Pas de tête de cheval dans le lit de Gabriel Attal ou d’Edouard Philippe. Pas non plus de Don Corleone assis dans un bureau enfumé pour choisir le futur candidat du bloc central. Mais à huit mois de la présidentielle, les anciens « parrains » n’ont pas disparu du casting.
Les détails
Jean-Louis Borloo vient de lancer à Epinal sa tournée des « mécanos de la République ». L’ancien ministre veut réunir des personnalités qui connaissent « les machines » de l’Etat plutôt que tout miser sur un homme providentiel. Sa tournée passera par plusieurs territoires et réunira élus, responsables associatifs, entrepreneurs et experts des politiques publiques.
L’objectif : remettre l’Etat en marche. Son entourage assure qu’il ne s’agit ni de lancer une candidature ni de désigner un héritier, mais de constituer un réseau de compétences et de propositions. François Bayrou continue, lui, de défendre une grande primaire allant du PS aux gaullistes, tout en répétant qu’il ne sera pas candidat.

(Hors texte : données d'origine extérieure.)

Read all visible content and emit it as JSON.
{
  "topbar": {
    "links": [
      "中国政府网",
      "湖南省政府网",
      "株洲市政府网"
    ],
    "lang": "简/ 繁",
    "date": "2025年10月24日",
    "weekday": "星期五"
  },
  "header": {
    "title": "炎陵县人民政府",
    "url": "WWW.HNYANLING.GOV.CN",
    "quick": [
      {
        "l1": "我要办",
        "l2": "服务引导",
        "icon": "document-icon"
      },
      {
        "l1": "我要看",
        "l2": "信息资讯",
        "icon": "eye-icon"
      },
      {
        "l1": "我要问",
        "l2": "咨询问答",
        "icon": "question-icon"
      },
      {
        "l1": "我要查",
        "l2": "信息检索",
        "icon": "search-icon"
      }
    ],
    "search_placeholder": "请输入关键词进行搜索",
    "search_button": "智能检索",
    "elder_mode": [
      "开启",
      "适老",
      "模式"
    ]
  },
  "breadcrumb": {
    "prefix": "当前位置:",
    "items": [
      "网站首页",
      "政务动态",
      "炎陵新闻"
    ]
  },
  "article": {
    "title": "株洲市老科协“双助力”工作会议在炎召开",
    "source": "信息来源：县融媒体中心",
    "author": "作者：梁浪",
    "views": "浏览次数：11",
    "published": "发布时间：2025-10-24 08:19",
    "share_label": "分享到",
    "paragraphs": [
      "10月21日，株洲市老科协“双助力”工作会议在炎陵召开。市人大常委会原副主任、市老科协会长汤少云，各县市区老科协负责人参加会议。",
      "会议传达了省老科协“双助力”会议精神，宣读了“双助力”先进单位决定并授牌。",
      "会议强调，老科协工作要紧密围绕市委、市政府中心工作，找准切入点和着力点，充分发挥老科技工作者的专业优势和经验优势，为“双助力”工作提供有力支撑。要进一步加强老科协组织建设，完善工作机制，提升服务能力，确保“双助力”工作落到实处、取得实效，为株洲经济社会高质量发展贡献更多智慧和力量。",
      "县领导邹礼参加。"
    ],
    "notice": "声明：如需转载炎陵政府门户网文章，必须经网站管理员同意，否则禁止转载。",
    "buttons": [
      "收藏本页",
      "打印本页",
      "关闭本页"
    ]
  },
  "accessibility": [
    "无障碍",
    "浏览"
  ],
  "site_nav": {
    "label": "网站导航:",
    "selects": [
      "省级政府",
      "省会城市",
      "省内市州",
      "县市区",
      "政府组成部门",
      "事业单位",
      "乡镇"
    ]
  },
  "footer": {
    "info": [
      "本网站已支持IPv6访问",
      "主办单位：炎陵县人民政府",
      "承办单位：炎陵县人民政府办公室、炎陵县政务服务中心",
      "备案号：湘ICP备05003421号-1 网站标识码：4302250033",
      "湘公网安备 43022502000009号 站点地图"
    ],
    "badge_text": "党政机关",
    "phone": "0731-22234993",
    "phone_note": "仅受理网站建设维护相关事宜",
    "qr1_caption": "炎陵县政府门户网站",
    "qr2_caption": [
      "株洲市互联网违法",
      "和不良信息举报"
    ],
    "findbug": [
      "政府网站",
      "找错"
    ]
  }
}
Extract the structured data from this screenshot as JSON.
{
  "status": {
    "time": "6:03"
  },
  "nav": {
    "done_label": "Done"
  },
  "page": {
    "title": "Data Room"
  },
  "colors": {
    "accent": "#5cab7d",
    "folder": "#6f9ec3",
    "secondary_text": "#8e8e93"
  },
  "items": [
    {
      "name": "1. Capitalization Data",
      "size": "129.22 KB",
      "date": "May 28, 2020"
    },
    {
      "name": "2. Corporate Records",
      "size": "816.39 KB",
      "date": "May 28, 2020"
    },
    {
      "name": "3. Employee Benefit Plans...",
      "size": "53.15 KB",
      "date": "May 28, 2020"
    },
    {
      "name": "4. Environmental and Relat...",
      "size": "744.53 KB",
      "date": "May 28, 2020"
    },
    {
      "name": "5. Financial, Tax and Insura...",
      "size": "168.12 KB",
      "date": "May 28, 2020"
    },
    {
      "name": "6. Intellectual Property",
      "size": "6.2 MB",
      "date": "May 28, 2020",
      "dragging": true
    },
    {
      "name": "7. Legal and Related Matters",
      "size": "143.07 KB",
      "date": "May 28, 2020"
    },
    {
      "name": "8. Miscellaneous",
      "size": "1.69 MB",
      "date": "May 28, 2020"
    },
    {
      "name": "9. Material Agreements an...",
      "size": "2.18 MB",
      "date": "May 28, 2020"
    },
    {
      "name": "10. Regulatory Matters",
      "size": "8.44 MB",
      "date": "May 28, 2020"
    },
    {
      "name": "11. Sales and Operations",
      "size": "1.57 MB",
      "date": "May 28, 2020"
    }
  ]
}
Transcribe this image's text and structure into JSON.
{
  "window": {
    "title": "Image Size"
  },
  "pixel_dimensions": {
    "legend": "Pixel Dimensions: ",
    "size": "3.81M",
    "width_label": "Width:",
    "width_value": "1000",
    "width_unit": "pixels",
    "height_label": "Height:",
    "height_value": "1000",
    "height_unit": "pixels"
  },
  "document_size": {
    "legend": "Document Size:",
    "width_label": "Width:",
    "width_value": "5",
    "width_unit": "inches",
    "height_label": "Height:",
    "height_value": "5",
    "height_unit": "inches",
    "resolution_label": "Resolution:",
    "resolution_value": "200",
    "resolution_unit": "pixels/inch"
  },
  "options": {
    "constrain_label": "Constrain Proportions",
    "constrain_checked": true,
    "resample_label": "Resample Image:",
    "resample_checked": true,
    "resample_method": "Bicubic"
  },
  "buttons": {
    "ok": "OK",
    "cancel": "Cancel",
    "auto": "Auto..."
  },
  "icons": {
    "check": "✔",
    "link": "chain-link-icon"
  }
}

Le président du Modem souhaite départager les prétendants du centre et de la droite modérée, tout en associant les sociaux-démocrates pour éviter une nouvelle dispersion. Un carnet d’adresses plutôt qu’un revolverAlors, faut-il embrasser la bague du parrain avant de partir à l’assaut de l’Elysée ? « Ce serait plus simple si on en avait un », plaisante Sylvain Maillard, député Ensemble.
Ce que disent les experts
Pour lui, impossible d’ailleurs de mettre Borloo et Bayrou dans le même costume trois-pièces. Le second dirige toujours une force politique structurée et le premier a quitté la vie politique active depuis longtemps. « François Bayrou a une vraie influence sur la conduite gouvernementale et sur la politique française », estime l’élu parisien.
Celle de Borloo serait « moindre », même si l’ancien ministre conserve « un réseau d’amis ». Car l’arme de ces parrains-là n’est pas rangée dans un holster, elle tient plutôt dans un carnet d’adresses. Parlementaires, élus locaux, cadres de partis, anciens collaborateurs : autant de relais qui peuvent devenir précieux lorsque viendra l’heure des ralliements.
Une capacité à être entendus, mais pas à donner des ordres : jusqu’ici, leurs appels au rassemblement n’ont convaincu aucun prétendant de se retirer.
Le développement a suscité une large attention internationale, les milieux diplomatiques le suivant de près.